The Big Bad Wolf (Alex Cross 9)
I typed: Milton. Of course.
Sterling 66: He was attending?
I typed: No—I literally bumped into him. In the men’s room. I watched him for the rest of the day. Found out where he lived. Been studying him for three months.
Sterling 66: So why did U purchase Worcester?
I knew the question was coming. Impulse, I typed. Then, But this boy in Cambridge, that’s true love. Not a casual thing.
Sterling 66: So U have a name? An address?
I typed: I do. And I have my checkbook.
Sterling 66: Worcester won’t be found? UR certain?
I could hear Potter’s voice in my head as I typed. Good Lord, no. Not unless someone goes swimming in my septic tank.
Sphinx 3000: Gross, Potter. I love it.
Sterling 66: Well, if U have checkbook in hand.
Wolf: No. We’ll wait on this. It’s too soon, Potter. We’ll get back to you. As always, I’ve enjoyed our talk, but I have other matters to attend to.
Wolf signed off. He was gone. Shit. He’d come and gone just like that. The mystery man, as always. Who was this bastard?
I stayed on-line, chatting with the others for a few minutes—expressing my disappointment at the decision, my eagerness to make a purchase. Then I left the site too.
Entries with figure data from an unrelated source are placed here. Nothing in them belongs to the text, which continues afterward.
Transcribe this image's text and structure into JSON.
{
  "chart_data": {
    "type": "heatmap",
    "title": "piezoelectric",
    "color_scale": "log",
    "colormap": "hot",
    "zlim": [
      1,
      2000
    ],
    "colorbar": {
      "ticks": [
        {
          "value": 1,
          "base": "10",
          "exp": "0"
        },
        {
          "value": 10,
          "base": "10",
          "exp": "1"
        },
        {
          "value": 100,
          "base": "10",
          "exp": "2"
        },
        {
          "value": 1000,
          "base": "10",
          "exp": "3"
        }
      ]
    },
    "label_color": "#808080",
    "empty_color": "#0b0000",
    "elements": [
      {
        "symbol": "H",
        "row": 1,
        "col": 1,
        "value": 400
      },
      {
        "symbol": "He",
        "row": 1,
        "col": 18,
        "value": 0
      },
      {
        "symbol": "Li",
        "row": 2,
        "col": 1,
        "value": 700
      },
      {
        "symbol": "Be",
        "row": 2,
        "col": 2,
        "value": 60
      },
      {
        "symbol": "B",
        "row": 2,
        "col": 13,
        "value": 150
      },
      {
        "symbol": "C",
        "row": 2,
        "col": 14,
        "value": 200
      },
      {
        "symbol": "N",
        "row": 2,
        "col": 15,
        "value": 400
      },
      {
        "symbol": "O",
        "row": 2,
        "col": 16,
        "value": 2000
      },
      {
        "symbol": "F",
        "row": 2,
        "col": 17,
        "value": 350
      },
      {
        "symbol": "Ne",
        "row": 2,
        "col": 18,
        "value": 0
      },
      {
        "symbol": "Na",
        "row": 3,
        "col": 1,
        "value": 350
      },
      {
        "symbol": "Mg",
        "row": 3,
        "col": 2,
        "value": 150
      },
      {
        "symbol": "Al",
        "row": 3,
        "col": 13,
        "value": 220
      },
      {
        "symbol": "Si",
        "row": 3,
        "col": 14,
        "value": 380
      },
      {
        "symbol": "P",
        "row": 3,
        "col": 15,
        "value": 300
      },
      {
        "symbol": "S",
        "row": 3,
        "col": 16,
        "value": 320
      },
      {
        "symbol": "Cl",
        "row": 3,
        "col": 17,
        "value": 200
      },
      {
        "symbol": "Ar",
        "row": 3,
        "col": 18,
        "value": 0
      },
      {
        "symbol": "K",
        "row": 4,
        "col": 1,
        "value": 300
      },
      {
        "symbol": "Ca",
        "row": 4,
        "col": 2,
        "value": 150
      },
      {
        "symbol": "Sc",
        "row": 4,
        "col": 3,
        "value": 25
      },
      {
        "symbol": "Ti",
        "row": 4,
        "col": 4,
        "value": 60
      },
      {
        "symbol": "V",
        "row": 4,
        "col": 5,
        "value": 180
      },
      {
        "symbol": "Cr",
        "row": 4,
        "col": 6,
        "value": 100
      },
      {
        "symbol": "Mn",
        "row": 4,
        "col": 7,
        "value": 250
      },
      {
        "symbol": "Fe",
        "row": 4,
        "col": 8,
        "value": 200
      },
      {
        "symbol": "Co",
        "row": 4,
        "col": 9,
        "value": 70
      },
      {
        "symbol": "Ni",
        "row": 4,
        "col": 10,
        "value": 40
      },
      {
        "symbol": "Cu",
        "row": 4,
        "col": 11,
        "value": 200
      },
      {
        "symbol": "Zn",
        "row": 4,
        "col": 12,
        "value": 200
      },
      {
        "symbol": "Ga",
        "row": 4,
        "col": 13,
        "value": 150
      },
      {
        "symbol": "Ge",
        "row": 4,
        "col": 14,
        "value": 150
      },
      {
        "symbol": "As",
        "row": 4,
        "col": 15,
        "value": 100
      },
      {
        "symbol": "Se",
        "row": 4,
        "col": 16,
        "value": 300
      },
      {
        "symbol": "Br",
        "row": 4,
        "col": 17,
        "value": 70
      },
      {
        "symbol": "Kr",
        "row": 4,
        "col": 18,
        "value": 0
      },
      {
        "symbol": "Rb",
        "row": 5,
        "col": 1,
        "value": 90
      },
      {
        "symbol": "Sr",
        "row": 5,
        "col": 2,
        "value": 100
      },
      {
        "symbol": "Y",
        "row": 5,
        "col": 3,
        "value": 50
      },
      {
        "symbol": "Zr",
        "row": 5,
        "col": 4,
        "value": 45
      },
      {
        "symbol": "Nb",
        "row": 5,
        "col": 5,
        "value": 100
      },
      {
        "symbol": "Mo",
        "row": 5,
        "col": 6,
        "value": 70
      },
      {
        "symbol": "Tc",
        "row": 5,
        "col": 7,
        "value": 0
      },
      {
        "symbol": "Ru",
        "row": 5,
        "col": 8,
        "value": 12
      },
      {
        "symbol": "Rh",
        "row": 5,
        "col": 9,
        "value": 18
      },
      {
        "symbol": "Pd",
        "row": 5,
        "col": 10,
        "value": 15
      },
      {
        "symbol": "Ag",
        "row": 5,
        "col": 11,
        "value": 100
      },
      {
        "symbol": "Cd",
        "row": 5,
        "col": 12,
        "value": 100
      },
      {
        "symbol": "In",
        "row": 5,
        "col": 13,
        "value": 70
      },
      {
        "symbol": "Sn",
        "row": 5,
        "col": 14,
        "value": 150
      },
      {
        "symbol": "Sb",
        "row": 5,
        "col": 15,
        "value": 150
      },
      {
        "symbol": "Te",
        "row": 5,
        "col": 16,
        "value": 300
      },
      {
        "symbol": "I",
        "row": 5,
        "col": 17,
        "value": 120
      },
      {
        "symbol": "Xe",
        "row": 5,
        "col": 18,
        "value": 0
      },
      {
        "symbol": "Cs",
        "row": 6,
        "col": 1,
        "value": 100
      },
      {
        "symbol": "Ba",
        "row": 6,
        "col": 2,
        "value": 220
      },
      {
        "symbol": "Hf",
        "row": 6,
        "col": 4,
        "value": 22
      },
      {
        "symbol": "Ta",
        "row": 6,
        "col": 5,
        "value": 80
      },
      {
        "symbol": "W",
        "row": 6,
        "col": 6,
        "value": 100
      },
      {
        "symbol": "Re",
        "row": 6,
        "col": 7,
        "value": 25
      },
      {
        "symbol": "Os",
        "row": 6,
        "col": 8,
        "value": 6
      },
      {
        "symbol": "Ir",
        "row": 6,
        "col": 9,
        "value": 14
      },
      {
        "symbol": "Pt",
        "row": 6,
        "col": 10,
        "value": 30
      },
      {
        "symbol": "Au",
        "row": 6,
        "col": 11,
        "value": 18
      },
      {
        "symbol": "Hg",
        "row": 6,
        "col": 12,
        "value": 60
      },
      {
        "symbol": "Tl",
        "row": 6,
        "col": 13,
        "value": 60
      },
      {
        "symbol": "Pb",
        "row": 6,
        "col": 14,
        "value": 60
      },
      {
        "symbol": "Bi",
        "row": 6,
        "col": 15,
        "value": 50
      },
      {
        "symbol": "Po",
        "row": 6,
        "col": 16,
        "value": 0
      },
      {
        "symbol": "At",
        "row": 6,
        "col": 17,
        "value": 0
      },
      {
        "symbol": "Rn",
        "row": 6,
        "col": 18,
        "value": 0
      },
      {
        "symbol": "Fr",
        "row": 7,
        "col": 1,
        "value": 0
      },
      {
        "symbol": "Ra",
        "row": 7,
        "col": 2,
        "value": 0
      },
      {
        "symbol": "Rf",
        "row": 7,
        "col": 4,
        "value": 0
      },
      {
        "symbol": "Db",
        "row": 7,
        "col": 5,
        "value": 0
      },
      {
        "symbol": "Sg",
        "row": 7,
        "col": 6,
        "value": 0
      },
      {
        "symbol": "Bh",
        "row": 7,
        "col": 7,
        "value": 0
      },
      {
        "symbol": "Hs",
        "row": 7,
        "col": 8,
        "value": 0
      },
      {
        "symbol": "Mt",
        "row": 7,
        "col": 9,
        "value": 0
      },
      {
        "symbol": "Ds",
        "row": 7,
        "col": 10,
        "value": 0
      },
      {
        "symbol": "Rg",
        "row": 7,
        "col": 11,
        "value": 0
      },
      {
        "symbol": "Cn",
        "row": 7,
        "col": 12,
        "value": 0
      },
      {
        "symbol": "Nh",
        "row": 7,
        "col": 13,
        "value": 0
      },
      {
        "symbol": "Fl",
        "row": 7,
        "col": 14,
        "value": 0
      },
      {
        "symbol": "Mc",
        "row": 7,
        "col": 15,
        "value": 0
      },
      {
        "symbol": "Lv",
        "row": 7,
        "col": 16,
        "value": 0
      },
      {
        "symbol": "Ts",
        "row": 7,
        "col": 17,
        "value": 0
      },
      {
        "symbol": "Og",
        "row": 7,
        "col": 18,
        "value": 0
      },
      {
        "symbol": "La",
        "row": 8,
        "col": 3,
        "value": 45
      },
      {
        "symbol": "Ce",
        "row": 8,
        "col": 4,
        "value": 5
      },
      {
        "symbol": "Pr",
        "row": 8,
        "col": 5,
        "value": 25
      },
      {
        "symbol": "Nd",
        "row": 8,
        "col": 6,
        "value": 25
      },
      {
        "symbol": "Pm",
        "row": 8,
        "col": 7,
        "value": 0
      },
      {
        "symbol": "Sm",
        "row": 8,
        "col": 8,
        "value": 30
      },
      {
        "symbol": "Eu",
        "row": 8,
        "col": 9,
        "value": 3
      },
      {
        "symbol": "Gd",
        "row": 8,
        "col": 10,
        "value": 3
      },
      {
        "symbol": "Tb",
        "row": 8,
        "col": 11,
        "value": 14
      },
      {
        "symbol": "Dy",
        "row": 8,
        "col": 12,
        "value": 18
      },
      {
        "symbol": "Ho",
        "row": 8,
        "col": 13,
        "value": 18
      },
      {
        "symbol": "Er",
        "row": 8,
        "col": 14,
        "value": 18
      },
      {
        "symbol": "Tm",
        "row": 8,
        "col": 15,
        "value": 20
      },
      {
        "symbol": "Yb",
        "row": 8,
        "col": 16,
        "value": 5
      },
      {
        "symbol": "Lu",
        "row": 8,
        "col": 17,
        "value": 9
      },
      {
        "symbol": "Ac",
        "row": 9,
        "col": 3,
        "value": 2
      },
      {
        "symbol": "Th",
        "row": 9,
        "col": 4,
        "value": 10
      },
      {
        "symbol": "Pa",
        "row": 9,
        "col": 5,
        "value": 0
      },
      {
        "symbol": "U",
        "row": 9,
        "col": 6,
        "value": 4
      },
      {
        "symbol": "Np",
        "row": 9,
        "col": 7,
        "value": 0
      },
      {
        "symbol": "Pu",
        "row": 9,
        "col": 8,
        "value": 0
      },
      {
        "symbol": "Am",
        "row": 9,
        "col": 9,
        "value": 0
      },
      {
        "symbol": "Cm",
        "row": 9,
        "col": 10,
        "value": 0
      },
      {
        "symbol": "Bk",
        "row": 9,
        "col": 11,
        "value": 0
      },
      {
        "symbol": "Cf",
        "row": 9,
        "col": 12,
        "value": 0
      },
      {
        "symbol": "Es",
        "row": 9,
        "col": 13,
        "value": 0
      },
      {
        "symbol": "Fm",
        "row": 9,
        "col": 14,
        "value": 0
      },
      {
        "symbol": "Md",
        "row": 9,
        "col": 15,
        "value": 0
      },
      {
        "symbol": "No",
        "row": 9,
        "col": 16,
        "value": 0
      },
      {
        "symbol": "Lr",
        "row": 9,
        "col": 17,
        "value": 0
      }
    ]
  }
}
I looked around the operation room at my colleagues. A few began to clap, partly mocking me, but mostly it was genuinely congratulatory. Cop-to-cop stuff. Almost like old times. I felt marginally accepted by the others in the room. For the first time, actually.
Chapter 82
WE WAITED TO HEAR from the Wolf’s Den. Everyone in the overcrowded room wanted to take the Wolf down in the worst way. He was a complicated and twisted criminal, but besides that, the FBI needed a win; a lot of people working their asses off needed it. Snaring the Wolf would be a tremendous victory. If we could just find him. And what if we could get all of the other sick bastards too? Sphinx. ToscaBella. Louis XV. Sterling.
Still, something was bothering me a lot. If the Wolf was as powerful and successful as he seemed to be, why was he involved in this at all? Because he’d always been into lots of kinds of crimes? Or because he was a sex freak himself? Was that it, the Wolf was a freak? Where could I go with that line of thinking?
He’s a freak, and therefore . . . ?
Except for a couple of hours when I went home to see the kids, I remained inside the Hoover Building for the next day and a half. So did a lot of other agents on the case, even Monnie Donnelley, who was as emotionally invested in this as anybody. We continued to collect information, especially about Russian mobsters in the States, but mostly we waited for a message from the Wolf’s Den to Mr. Potter. A yes or a no, a go or a no go. What was the bastard waiting for?
I talked to Jamilla several times—good talks—also to Sampson, the kids, Nana Mama. I even talked to Christine. I had to find out where her head was at about Little Alex. After our talk, I wasn’t sure if she knew, which was the most disturbing thing of all. I began to detect an ambivalent tone in her voice when she spoke about raising Alex, even though she said she was prepared to sue for custody. Considering all she’d been through, it was hard for me to stay angry at her.
I would rather have given up my right arm than my little boy, though. Just thinking about it gave me a headache that throbbed continuously and made the long wait for a resolution even worse.
The phone on my desk rang around ten on the second evening, and I picked up right away. “Waiting for my call? How’s it going?” It was Jamilla, and though she sounded close, she was all the way across the country in California.
“Sucks,” I said. “I’m stuck in a small windowless room with eight smelly FBI hackers.”
“That good, huh? So I take it the Wolfman hasn’t gotten back with an answer.”
“No. And it’s not just that.” I told Jamilla about my phone call with Christine.
She wasn’t nearly as sympathetic to Christine as I was. “Who the hell does she think she is? She walked out on her little boy.”
“It’s more complicated than that,” I said.
“No, it isn’t, Alex. You always like to give people the benefit of the doubt. You think people are basically good.”
“I guess I do. That’s the reason I can do my job. Because most people are basically good and they don’t deserve the shit that gets heaped on them.”